On proposera ici, succinctement, une contextualisation de ce conflit proche-oriental, puis des perspectives de règlement durable.
Des invariants
L’instrumentalisation du religieux au profit du politique
Ce phénomène n’est ni nouveau ni exclusif au Proche-Orient. Néanmoins, depuis au moins les années 1990 — période au cours de laquelle l’islamisme a partiellement supplanté dans le monde arabe le nationalisme nassériste et baasiste (1) — il constitue davantage qu’autrefois et qu’ailleurs un facteur d’aggravation des tensions. Le leader palestinien Yasser Arafat, cofondateur d’une OLP laïque et marxisante, acheva sa carrière de quarante années en appelant au Djihad ; quant à l’Israélien laïque Benyamin Netanyahou, il se rend après chacun de ses nombreux succès électoraux au très sanctifié Mur des Lamentations (Kotel haMaaravi) et non dans une base militaire, une école ou un chantier de construction. Cette tendance se perçoit dans l’ensemble de la région ; or négocier des territoires en invoquant la transcendance ou menacer d’entrer en guerre pour des motifs théologiques n'augure jamais rien de facile…
Passion/répulsion pour les frontières établies jadis du dehors
Le problème de la quasi-totalité des frontières proche-orientales n’est pas qu’elles sont le fruit de rapports de force — c’est là le propre des frontières depuis la Haute Antiquité —, mais qu’elles ont été fixées par des puissances étrangères à la région, pour l’essentiel au début du XXe siècle.

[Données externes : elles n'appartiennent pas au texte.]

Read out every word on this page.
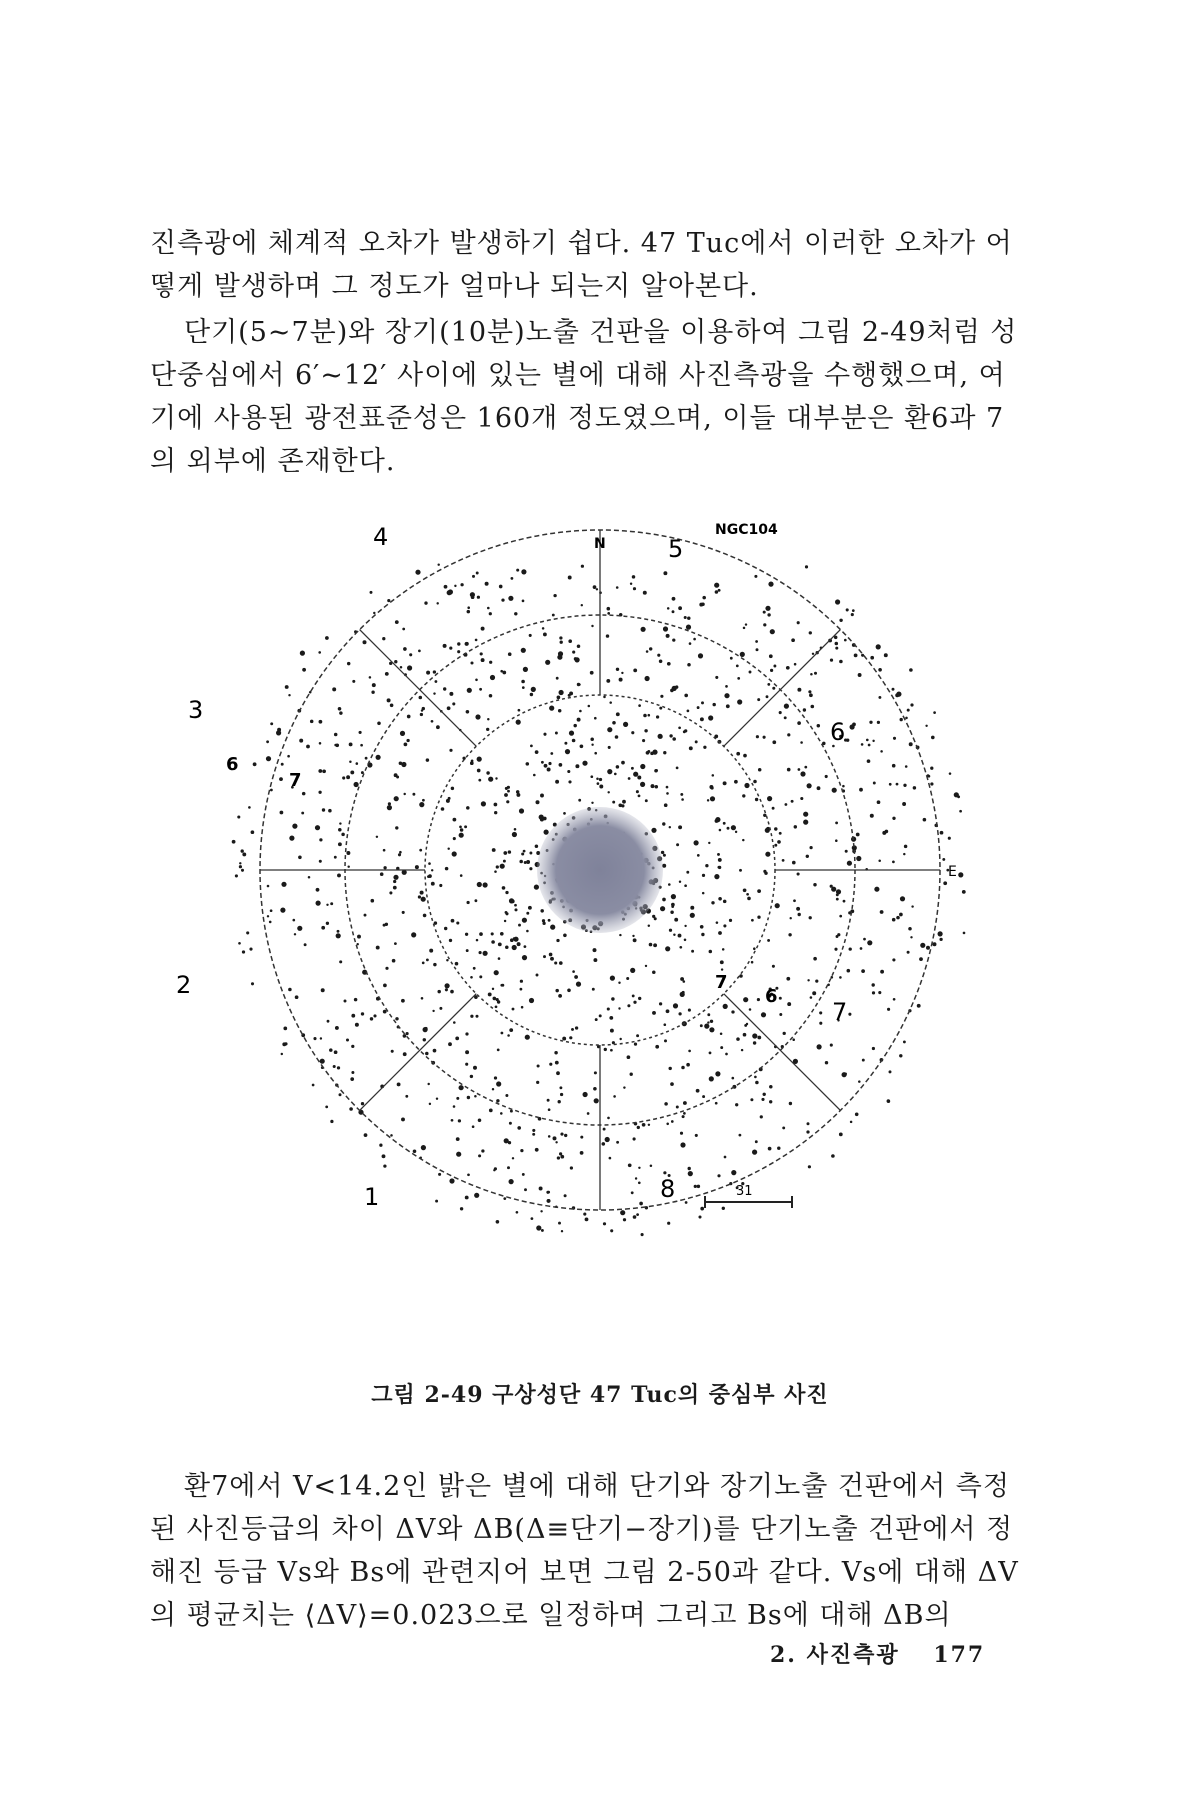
진측광에 체계적 오차가 발생하기 쉽다. 47 Tuc에서 이러한 오차가 어떻게 발생하며 그 정도가 얼마나 되는지 알아본다.

단기(5~7분)와 장기(10분)노출 건판을 이용하여 그림 2-49처럼 성단중심에서 6′~12′ 사이에 있는 별에 대해 사진측광을 수행했으며, 여기에 사용된 광전표준성은 160개 정도였으며, 이들 대부분은 환6과 7의 외부에 존재한다.

N
E
NGC104
1
2
3
4	5
6
7
8
6
7
6
7
31
그림 2-49 구상성단 47 Tuc의 중심부 사진

환7에서 V<14.2인 밝은 별에 대해 단기와 장기노출 건판에서 측정된 사진등급의 차이 ΔV와 ΔB(Δ≡단기−장기)를 단기노출 건판에서 정해진 등급 Vs와 Bs에 관련지어 보면 그림 2-50과 같다. Vs에 대해 ΔV의 평균치는 ⟨ΔV⟩=0.023으로 일정하며 그리고 Bs에 대해 ΔB의

2. 사진측광 177
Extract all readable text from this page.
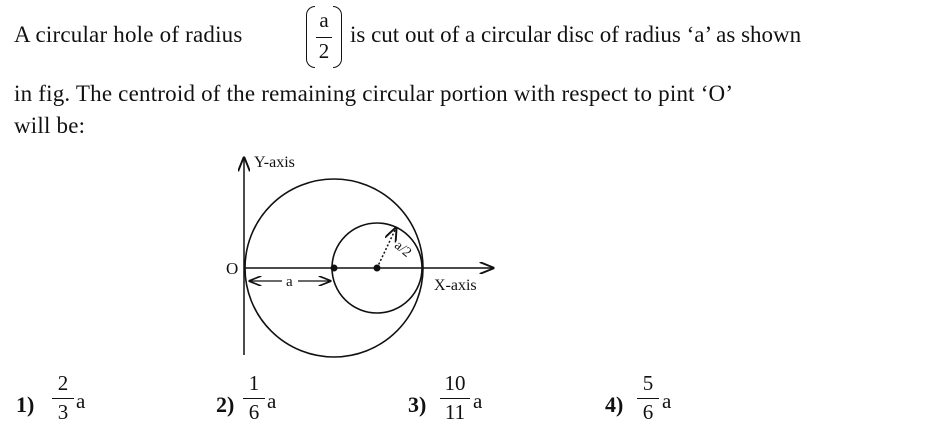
A circular hole of radius
a
2
is cut out of a circular disc of radius ‘a’ as shown
in fig. The centroid of the remaining circular portion with respect to pint ‘O’
will be:
Y-axis
X-axis
O
a
a/2
1)
2
3 a	2)
1
6 a	3)
10
11 a	4)
5
6 a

Les forces politiques musulmanes conservatrices accusent la France et Royaume-Uni d’être des puissances « croisées » ayant fracturé l’Oumma (communauté des croyants), oubliant que quantité de leurs choix frontaliers épousèrent d’anciennes limites administratives ou politiques de… l’empire turc ottoman (2) ! Quant aux nationalistes classiques, ils usent de l’argutie anti-ex-impérialiste pour remettre en cause des frontières, les spoliant de leur (prétendu) espace originel (tribus arabes transhumant jadis dans la péninsule Arabique, grand Israël, grande Palestine, grande Syrie, etc.). Enfin, chaque État proche-oriental a déjà tenté, une fois son indépendance acquise, de modifier les frontières à des fins géostratégiques (plateau du Golan entre Syrie et Israël) et/ou pétrolières et gazières (bisbilles entre …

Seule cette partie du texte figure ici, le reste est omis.